Suriyeli muhaliflerin Asi Nehri’nin hemen kuzeyinde yer alan Zara köyünü ele geçirmesiyle bölgedeki muhaliflerin daha rahat hareket edeceği anlaşılıyor. Bölgenin ele geçirilmesinin ardından el-Hula ve Rastan arasında geçişlerin kolaylaştığı bildiriliyor. Muhaliflerle rejim arasında yapılan görüşmeler neticesinde rejim, yine Asi Nehri’nin kuzeyinde yer alan Carcisa köyünden geçtiğimiz günlerde çekilmişti. Daha önce Esed rejimi, Rus müdahalesiyle birlikte özellikle Asi Nehri’nin kuzeyinde belli bir ilerleme sağlamayı başarmıştı.

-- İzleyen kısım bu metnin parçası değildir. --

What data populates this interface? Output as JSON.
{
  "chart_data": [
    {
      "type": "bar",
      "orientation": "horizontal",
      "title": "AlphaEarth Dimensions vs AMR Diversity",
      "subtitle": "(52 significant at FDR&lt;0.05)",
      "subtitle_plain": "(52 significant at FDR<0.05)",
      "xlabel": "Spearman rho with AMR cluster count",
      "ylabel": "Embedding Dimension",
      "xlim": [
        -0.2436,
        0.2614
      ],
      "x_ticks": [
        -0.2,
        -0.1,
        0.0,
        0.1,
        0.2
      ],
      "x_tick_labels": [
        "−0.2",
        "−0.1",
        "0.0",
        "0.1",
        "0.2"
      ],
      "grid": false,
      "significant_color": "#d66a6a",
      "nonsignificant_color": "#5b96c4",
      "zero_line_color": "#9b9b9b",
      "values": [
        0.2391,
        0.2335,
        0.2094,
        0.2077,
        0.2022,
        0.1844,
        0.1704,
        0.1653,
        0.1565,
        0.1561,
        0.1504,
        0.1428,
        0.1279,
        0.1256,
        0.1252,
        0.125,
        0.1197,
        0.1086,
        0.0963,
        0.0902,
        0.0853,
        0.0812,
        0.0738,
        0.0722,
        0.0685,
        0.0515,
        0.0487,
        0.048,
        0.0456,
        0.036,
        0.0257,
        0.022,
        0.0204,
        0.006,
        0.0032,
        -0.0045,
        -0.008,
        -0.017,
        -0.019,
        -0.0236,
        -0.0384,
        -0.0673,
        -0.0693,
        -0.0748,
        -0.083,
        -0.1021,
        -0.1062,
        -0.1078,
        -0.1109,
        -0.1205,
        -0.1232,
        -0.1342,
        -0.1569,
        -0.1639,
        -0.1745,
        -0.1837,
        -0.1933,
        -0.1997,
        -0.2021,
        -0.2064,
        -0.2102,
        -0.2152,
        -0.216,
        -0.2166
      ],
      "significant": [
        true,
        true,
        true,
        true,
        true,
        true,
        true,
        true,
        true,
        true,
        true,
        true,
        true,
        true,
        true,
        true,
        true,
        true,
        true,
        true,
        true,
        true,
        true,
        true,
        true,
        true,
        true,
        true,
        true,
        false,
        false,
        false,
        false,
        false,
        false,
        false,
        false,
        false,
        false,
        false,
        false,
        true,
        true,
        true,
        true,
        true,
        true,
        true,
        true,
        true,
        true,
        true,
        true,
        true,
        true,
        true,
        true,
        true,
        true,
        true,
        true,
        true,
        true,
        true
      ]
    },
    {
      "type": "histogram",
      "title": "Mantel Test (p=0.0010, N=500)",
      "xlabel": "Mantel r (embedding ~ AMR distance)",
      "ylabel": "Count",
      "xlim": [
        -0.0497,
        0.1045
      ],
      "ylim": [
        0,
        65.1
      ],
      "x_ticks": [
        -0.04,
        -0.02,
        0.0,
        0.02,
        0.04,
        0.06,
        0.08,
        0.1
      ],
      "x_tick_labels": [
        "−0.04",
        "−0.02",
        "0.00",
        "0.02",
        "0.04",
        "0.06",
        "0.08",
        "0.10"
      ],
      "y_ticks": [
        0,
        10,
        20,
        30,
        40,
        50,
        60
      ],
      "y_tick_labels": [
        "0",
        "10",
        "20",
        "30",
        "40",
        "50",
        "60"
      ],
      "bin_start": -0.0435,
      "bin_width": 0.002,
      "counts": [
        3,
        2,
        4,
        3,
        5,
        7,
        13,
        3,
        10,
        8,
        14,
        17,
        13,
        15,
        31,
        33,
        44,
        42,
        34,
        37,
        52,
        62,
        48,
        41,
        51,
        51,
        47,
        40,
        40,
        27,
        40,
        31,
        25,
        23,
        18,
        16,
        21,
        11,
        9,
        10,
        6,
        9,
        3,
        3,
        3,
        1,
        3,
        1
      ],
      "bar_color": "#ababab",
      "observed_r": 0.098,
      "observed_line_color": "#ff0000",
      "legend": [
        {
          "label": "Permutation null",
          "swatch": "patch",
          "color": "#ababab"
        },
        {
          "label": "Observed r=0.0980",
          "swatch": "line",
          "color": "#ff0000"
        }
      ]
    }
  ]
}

Son ilerlemelerle birlikte muhaliflerin mevcut doğu-batı koridorunu daha da genişletmek için Kefer Nan ve Tasnin’e de saldırabileceği öne sürülüyor. Rejim unsurlarının bu köylerden de çıkarılması halinde muhaliflerin bölgedeki pozisyonları oldukça güçlendireceği sanılıyor. Böylesi bir gelişme rejimin Humus-Hama’ya yönelik stratejilerine ağır bir darbe anlamı taşıyor.
Saldırının Anlamı
Uzun süredir kuşatma altında olmasına karşın muhaliflerin bu kadar kolay hamleler yaparak ilerleyebilmesi, bir taraftan rejimin kapasitesinin sorgulanmasına yol açarken, diğer taraftan muhaliflerin aynı anda farklı cephelerde saldırması halinde ilerleyebilme avantajına sahip olduğunu ortaya koyuyor.

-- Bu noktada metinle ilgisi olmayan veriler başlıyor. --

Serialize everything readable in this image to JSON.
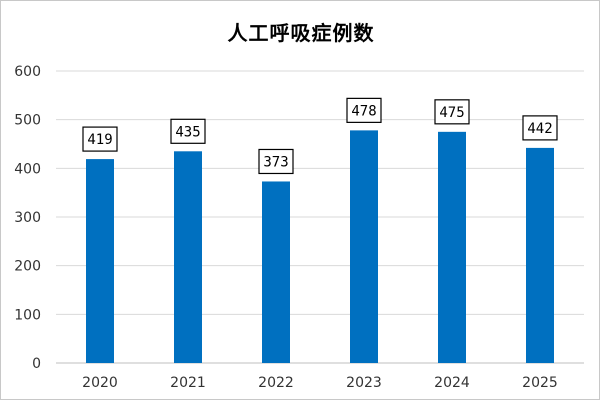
{
  "chart_data": {
    "type": "bar",
    "title": "人工呼吸症例数",
    "xlabel": "",
    "ylabel": "",
    "categories": [
      "2020",
      "2021",
      "2022",
      "2023",
      "2024",
      "2025"
    ],
    "values": [
      419,
      435,
      373,
      478,
      475,
      442
    ],
    "ylim": [
      0,
      600
    ],
    "yticks": [
      0,
      100,
      200,
      300,
      400,
      500,
      600
    ],
    "grid": true,
    "legend": "none",
    "bar_color": "#0070C0",
    "data_labels": true
  }
}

Rejimin son dönemlerde daha çok Halep’e yoğunlaştığı bir dönemde Humus’taki cephe hatlarının boş bırakılmasından yararlanan yalnızca muhalifler değil, aynı zamanda IŞİD. Karyeteyn ve Tedmur’u kaybetmesinin ardından büyük bir darbe alan IŞİD, rejimin Halep’e yoğunlaştığı bir dönemde tekrar bölgeye saldırarak doğu Humus’ta önemli ilerlemeler sağladı. Şair ve Mahir petrol sahalarına giren IŞİD çok sayıda tank, BMP ve mühimmat ele geçirirken, Tayfur havaalanına kadar ilerleyerek rejimin Tedmur bağlantısını kesmeye çalıştı. Bölgede çatışmalar hala devam ediyor.
Gün geçtikçe insan kaynağını kaybeden rejimin özellikle Halep gibi cephelerde neredeyse bütünüyle İran ve yabancı milislere bel bağlamasına karşın kendi askerlerini konuşlandırdığı Humus çevresinde de yetersiz kaldığı anlaşılıyor. Söz konusu durum rejimin varlığını tehdit ederken, uzun vadede savaşı ne kadar sürdürebileceği konusunda da soru işaretleri doğuruyor.